By Angela Martin of Portland, Oregon. Angela is the executive director of Economic Fairness Oregon. In 2011, she contributed "A Losing Equation".

The decision of what bills to pay and what bills to put off is a game of financial roulette tens of thousands of Oregonians are forced to play every month as they struggle to recover from the economic downturn. The priorities are obvious – keep your family housed and fed and pay for transportation plus other items necessary for work – other creditors get what’s left.

A new report from the National Consumer Law Center exposes how state exemption laws take these difficult decisions out of workers hands by giving debt collectors the ability to seize a substantial portion of a person’s wages and the tools essential for their work. The report, No Fresh Start: How States Let Debt Collectors Push Families into Poverty, finds that Oregon law fails to meet basic standards that would allow debtors to continue to work productively to support themselves and their families.
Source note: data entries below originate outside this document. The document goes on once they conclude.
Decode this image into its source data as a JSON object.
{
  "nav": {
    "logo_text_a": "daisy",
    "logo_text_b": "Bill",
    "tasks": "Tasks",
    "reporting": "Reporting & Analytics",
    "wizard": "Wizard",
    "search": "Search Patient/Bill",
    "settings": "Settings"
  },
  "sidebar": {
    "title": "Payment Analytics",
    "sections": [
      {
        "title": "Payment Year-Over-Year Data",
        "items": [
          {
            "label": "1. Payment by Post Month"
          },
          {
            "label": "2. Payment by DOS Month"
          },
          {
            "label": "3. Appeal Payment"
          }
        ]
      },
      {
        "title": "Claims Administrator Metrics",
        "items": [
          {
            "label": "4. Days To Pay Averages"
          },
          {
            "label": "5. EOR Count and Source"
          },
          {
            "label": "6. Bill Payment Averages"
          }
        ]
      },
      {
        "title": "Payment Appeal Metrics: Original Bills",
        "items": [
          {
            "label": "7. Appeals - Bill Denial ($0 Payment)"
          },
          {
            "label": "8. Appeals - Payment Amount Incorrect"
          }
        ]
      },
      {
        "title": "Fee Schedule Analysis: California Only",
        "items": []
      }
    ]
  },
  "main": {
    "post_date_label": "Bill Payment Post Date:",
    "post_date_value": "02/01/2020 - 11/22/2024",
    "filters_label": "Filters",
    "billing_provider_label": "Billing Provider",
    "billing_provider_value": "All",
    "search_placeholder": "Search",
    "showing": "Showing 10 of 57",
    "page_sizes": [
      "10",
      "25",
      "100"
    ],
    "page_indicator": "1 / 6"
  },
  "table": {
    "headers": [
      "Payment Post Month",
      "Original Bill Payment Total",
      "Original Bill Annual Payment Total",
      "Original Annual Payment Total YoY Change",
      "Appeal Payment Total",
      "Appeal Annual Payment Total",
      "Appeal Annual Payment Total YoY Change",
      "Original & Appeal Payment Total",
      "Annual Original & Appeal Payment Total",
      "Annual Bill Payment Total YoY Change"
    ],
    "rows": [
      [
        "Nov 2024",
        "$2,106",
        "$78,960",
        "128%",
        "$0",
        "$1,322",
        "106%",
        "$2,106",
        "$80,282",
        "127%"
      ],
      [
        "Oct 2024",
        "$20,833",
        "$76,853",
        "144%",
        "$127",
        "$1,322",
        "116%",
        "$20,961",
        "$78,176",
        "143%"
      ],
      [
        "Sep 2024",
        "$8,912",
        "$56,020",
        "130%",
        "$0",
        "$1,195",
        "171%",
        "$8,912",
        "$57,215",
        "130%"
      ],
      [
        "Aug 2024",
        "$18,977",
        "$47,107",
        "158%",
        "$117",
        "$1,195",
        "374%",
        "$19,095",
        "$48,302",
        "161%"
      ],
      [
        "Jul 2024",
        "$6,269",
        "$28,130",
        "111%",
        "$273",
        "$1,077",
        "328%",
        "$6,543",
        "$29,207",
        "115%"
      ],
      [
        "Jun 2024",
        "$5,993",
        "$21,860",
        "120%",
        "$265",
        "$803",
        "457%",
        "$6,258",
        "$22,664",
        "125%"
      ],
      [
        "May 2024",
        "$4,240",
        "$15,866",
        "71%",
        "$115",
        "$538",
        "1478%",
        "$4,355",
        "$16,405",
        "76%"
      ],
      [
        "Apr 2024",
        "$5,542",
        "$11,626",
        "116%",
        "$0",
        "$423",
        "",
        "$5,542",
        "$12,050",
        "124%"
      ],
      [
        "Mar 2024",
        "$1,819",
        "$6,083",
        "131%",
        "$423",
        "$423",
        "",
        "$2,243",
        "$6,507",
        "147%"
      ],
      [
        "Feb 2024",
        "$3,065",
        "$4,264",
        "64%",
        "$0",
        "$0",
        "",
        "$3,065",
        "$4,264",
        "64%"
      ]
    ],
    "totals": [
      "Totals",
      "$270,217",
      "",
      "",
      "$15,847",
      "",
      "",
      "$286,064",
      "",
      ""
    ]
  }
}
Talk with anyone who has to perform this juggling act and they will tell you how difficult it is to not pay all of the bills. The myth of the deadbeat debtor watching cable TV on their plasma screen in no way resembles the hundreds of hardworking Oregonians we’ve met in nearly every community across the state. These are people who take pride in paying their bills on time and who had enough income to support the purchases they made in better times or thought they had sufficient health insurance until they got sick. Long term unemployment, furloughs or high medical bills can turn anyone’s budget upside down and send debt collectors rushing to your door.

Creditors have a right to expect payment for legitimate debt but if our state law allows collection at the expense of a family’s ability to put food on the table or a person’s ability to stay in the workforce we all lose.

Exemption laws are designed to protect debtors and their families from poverty, and preserve their ability to be productive members of society. Under current law Oregon gets an F when it comes to protecting wages.

Oregon’s wage garnishment law allows debt collectors to push a family below the poverty level. A minimum wage earner working full time can have their weekly pay reduced to $268.50, less than the federal poverty level for a two-person family. If they work less than full time their wages may be reduced to $217.50, less than half of the federal poverty level for a family of four.

States can do a better job of protecting basic wages and still have a thriving credit market. Several states, including Texas, don’t allow wages to be garnished for consumer debt yet consumers in those states can still get car loans and credit cards. See the full report here.

Oregon’s archaic exemption laws fuel the lucrative and fast-growing debt buyer industry. When a worker’s wages are slashed below the poverty level to pay off old credit card debt that was bought for pennies on the dollar by an out-of-state debt buyer everyone loses. The debtor can’t pay the landlord or the childcare worker and the family is forced to rely on government services to make ends meet.

In 2012, the FTC received more than 125,000 consumer complaints about debt collection, representing almost 25% of all consumer complaints it received. Debt collection lawsuits are clogging up civil courts across the nation. Just ask Robert Hobbs, National Consumer Law Center’s Deputy Director and author of Fair Debt Collection. His organization hopes this report will serve as a wake-up call for states to update their exempt property laws and stop putting millions of families at risk.

So what should Oregon do? First, our exemption laws need to be updated to help preserve a person’s ability to work. That means allowing a debtor to keep a working vehicle. Current law allows a creditor to seize a car if it has a value greater than $3,000. The average price of a used car in the lowest priced category is more than twice that amount. Increasing the vehicle exemption to protect an average used compact car from exemption would help preserve a person’s ability to get to work. Other exemptions levels, including the wage garnishment threshold, need updating too and the amounts should be updated annually for inflation.

Last year Oregon lawmakers took an important step by updating the exemption laws for bankruptcy filers but most families struggling with debt don’t file for bankruptcy. Most end up facing the debt collector in court or worse yet, find out about the legal action after the fact. Updating Oregon’s collection laws will prevent over-aggressive debt collectors from reducing families to poverty. The recommendations NCLC offers in their report would also benefit the state by keeping workers in the work force, helping families stay together, and reducing the demand on funds for unemployment compensation and social services.